Monster munch: can Predator: Badlands survive the removal of its unashamedly ultraviolent roots?

5 days ago 12

There is a longstanding Hollywood urban myth that the original 1987 Predator movie was inspired by a joke doing the rounds about Sylvester Stallone’s Rocky series. The idea was that after the Italian Stallion beat up Dolph Lundgren’s towering Soviet superman Ivan Drago in 1985’s Rocky IV, the only opponent he could fight next would be an alien. Supposedly, screenwriters Jim and John Thomas heard this jape and wrote Predator – which, after a few rewrites, a new lead (Arnold Schwarzenegger) and a change of title from their original spec script, became one of the most enduring sci-fi action films of the 1980s.

In truth, the timeline doesn’t add up. The Thomas brothers were already shopping their script around in 1983, long before Rocky IV hit cinemas, suggesting the “Rocky v alien” story is probably a post hoc myth. Yet the original film is such a perfect example of the brutally linear B-movie-esque 80s creature-feature that the story has been handed down through the decades – not because it’s true but because it feels as if it should be.

Predator is such a gloriously boneheaded concept that it ought to have spawned 20 increasingly terrible straight-to-video sequels starring progressively more ersatz versions of Schwarzenegger, each battling rubbery mandible-sporting foes against ever cheaper and more cheerful backdrops.
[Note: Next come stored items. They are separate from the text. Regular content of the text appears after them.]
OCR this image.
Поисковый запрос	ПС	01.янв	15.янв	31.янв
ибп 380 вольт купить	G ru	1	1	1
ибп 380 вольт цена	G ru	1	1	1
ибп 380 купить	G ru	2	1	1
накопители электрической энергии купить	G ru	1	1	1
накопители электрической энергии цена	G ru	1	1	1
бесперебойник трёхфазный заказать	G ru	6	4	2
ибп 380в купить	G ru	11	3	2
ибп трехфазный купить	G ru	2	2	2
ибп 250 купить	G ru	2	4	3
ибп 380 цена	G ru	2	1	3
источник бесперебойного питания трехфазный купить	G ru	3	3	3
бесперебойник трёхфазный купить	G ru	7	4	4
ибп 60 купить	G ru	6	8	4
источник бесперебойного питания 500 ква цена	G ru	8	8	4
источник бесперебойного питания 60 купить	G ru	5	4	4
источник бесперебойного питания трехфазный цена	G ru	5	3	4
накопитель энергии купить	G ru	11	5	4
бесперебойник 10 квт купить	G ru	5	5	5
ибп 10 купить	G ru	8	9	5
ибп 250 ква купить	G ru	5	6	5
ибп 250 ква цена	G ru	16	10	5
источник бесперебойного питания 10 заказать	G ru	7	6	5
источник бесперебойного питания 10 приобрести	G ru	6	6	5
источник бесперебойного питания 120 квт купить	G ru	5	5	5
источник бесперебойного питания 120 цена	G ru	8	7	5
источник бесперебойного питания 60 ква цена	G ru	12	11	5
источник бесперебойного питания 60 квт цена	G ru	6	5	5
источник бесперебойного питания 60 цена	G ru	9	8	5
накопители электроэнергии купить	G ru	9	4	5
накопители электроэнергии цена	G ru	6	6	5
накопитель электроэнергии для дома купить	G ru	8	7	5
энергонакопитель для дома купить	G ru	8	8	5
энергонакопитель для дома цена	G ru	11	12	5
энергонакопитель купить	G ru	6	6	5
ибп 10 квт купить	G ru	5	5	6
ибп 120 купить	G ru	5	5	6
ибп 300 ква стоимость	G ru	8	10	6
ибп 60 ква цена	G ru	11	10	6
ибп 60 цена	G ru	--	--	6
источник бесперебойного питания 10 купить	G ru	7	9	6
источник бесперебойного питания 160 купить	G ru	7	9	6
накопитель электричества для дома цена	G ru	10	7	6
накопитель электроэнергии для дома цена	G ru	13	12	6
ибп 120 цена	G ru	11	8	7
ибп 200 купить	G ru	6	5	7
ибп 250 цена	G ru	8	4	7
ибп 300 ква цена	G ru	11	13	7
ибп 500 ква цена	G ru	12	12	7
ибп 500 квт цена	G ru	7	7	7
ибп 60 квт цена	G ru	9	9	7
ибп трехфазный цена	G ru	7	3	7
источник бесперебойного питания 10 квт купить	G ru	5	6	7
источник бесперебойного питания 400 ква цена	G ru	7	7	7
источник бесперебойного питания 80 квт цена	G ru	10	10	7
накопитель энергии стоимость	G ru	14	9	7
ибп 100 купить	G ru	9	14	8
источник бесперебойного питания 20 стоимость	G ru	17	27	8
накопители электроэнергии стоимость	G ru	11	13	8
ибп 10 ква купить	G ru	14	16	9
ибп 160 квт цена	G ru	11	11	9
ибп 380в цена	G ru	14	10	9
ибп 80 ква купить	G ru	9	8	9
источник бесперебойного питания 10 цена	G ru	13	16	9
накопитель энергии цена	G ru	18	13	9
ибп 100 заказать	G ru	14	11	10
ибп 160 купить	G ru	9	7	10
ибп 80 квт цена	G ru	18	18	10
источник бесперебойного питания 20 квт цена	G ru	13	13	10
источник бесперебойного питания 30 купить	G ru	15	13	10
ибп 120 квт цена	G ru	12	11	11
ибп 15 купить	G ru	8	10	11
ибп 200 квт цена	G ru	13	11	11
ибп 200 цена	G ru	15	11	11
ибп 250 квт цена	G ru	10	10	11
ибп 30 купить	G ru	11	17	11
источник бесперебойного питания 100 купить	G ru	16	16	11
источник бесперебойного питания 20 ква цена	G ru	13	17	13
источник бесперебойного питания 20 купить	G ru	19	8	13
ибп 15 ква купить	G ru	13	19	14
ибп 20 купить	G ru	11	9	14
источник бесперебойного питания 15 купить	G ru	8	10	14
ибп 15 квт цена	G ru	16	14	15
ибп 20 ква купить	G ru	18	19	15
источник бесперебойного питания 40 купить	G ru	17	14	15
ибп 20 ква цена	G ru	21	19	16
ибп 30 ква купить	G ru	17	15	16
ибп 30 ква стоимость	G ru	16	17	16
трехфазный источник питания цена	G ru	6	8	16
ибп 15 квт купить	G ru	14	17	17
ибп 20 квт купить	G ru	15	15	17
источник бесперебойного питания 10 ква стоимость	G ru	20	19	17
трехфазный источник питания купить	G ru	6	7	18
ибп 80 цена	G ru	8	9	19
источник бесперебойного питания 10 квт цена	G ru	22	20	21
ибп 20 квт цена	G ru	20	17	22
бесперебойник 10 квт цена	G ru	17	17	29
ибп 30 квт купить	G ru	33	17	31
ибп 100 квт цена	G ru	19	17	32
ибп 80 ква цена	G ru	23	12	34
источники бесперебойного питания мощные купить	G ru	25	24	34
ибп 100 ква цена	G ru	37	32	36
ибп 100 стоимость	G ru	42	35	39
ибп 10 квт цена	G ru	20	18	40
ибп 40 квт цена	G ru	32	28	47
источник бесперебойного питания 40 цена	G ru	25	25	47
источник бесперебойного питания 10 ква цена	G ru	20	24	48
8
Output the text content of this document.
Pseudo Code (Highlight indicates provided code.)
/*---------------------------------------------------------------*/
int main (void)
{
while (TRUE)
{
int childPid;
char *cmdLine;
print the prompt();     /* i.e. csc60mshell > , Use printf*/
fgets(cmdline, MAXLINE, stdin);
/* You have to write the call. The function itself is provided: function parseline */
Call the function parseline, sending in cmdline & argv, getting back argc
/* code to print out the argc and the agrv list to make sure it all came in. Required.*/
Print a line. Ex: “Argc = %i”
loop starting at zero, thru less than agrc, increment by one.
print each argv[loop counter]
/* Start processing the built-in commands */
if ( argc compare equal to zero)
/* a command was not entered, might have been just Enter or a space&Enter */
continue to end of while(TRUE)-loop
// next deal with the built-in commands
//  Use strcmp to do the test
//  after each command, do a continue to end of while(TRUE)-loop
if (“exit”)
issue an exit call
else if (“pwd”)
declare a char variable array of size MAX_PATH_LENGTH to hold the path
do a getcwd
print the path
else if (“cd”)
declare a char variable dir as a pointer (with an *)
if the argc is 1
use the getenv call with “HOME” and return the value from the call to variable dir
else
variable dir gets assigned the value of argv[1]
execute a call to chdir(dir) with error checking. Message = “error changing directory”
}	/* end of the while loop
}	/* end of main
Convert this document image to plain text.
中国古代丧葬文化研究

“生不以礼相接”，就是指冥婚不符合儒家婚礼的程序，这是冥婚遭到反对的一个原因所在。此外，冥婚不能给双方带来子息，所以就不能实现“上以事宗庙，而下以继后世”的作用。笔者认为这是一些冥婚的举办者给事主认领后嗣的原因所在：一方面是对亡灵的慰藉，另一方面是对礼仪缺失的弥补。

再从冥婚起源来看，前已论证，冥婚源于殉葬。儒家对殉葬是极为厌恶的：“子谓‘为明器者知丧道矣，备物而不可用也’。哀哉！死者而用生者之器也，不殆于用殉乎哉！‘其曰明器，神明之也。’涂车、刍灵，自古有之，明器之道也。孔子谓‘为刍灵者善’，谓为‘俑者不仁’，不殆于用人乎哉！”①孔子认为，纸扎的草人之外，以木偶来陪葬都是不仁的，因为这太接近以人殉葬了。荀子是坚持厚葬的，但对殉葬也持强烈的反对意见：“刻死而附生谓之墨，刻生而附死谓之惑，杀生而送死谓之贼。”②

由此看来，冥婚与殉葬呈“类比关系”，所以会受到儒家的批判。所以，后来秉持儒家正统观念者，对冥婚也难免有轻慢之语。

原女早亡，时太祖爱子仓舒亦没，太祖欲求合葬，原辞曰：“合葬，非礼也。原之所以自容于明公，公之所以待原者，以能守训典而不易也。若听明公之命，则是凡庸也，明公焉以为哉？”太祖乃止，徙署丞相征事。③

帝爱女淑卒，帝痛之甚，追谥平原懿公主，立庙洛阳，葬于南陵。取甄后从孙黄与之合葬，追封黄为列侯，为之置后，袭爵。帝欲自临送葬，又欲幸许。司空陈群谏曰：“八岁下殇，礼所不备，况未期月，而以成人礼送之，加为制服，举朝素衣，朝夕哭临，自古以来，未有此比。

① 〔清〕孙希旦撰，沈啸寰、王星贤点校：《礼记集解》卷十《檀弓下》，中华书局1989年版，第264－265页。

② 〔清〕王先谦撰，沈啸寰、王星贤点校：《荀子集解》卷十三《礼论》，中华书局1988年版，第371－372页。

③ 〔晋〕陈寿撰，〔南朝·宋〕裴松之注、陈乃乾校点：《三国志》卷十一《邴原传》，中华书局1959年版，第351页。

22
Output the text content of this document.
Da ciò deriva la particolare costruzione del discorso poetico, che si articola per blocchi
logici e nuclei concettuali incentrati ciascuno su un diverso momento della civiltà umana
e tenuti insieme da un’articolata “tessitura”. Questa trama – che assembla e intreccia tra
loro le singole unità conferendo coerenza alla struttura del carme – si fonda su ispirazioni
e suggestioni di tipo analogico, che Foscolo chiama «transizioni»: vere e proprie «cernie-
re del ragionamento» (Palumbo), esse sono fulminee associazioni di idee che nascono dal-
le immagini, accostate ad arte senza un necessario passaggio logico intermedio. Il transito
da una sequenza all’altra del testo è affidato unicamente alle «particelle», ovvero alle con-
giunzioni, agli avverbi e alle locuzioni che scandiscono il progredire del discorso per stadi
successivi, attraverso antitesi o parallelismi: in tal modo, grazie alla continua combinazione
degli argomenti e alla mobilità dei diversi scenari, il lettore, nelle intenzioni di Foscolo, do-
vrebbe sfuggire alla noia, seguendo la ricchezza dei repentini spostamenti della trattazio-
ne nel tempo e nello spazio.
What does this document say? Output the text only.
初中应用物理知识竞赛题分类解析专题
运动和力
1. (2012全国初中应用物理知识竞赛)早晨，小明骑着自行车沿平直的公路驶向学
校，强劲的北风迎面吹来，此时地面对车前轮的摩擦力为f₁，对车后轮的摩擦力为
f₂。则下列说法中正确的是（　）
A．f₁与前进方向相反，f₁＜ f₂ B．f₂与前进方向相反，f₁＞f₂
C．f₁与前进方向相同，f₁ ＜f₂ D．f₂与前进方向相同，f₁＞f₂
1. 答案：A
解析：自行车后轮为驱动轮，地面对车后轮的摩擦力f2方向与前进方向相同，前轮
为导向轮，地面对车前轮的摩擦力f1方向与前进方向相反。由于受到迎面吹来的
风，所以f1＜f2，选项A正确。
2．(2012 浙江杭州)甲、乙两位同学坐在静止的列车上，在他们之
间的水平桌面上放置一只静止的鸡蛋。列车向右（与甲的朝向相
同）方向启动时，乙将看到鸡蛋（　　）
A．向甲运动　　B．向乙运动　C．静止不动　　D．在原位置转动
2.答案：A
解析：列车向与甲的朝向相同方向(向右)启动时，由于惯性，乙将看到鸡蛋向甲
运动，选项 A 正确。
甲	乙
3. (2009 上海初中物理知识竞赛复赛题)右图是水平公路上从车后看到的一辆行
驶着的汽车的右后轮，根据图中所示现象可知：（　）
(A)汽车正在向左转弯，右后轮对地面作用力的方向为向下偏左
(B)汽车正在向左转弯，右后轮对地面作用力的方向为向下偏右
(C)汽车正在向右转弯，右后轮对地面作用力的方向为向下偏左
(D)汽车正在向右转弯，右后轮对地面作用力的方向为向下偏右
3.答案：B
Instead, we have been handed a series of pretty middling follow-ups: 1990’s Predator 2, the execrable Alien vs Predator films, Predators (2010) and The Predator (2018). These were never quite bad enough to achieve cult infamy, but were not good enough to justify anyone watching them again.

But this week we got a new trailer for Predator: Badlands, from director Dan Trachtenberg; this is the film-maker who has been quietly doing for the saga what Christopher Nolan once did for Batman, with the stripped-back, brilliant Prey (2022) and the gleefully deranged anime spin-off Predator: Killer of Killers earlier this year. It made me think of the old Rocky story, partly because the new film’s protagonist, teen predator Dek, sounds as if he has spent a few winters in Vladivostok. But more pertinently because this movie no longer resembles anything close to that original, beautifully simple premise. Its plotline is no longer “Rocky v alien (in the jungle)” but something more akin to “existentially conflicted space crustacean forms uneasy alliance with android twin on a sentient death planet while being hunted by his own species”.

This tells us everything we need to know about mainstream sci-fi film-making in the modern era. Star Wars was once an elevated matinee adventure serial with space monks and hero starfighters, but has morphed into a vast intergalactic genealogy project in which everyone’s grandad turned out to be evil. Terminator started out as the pulpy tale of a cyborg that came from the future to kill you, but wound up as a muddled loop of rebooted timelines in which the killer robots keep coming back, mostly to apologise for the last sequel. Alien began life as the story of something hellish from outer space that would cheerfully murder you from the inside, before somehow switching to demon androids quoting romantic poetry in candlelit laboratories.

Arnold Schwarzenegger in Predator.
Get to the choppa! Arnold Schwarzenegger in Predator. Photograph: Pictorial Press Ltd/Alamy

By contrast, Predator has generally stayed true to its B-movie roots – though maybe no longer. Badlands does not seem to be about Predators facing off against humans – in fact, there don’t appear to be any humans in the film. It is ostensibly the tale of a young Yautja warrior who finds himself stranded on a planet full of monsters even worse than he is, with only a Weyland-Yutani android (Elle Fanning) to provide running commentary. It’s hard to imagine that we won’t learn more about the Predator race, their honour code and the reason they want to kill everything that moves. Finally, after nearly 40 years of thermal-vision carnage, this sci-fi saga is about to start universe-building – just like all its peers.

Then there is that Alien link. You would have thought Trachtenberg would be too smart a film-maker to find himself deep into creation myths and android philosophy. Rumours suggest Badlands is set so far in the future that the events of Disney+’s wonderfully cerebral series Alien: Earth will have zero connection here. But even so, it’s hard to imagine that some of that existential radiation won’t seep into the new movie: can it be a coincidence that the evil corporation is once again snooping around on a planet filled with the worst extraterrestrials in the cosmos? Because otherwise, what is the point of tying the two sagas together?

Perhaps, in the end, the real question isn’t whether Predator: Badlands can evolve – it’s whether we want it to. The original movie worked because it was pure cinematic testosterone, a 107-minute flex of Reagan-era id. Maybe we don’t need to know what the Yautja do at weekends, or whether they have a word for love. Perhaps the beauty of Predator was that it was never meant to grow up. If Trachtenberg’s film ends with our young extraterrestrial hero learning compassion, self-knowledge and the futility of endless conflict, that’s fine. But part of me will still be rooting for him to scream: “If it bleeds, we can kill it,” before punching an alien dragon to death.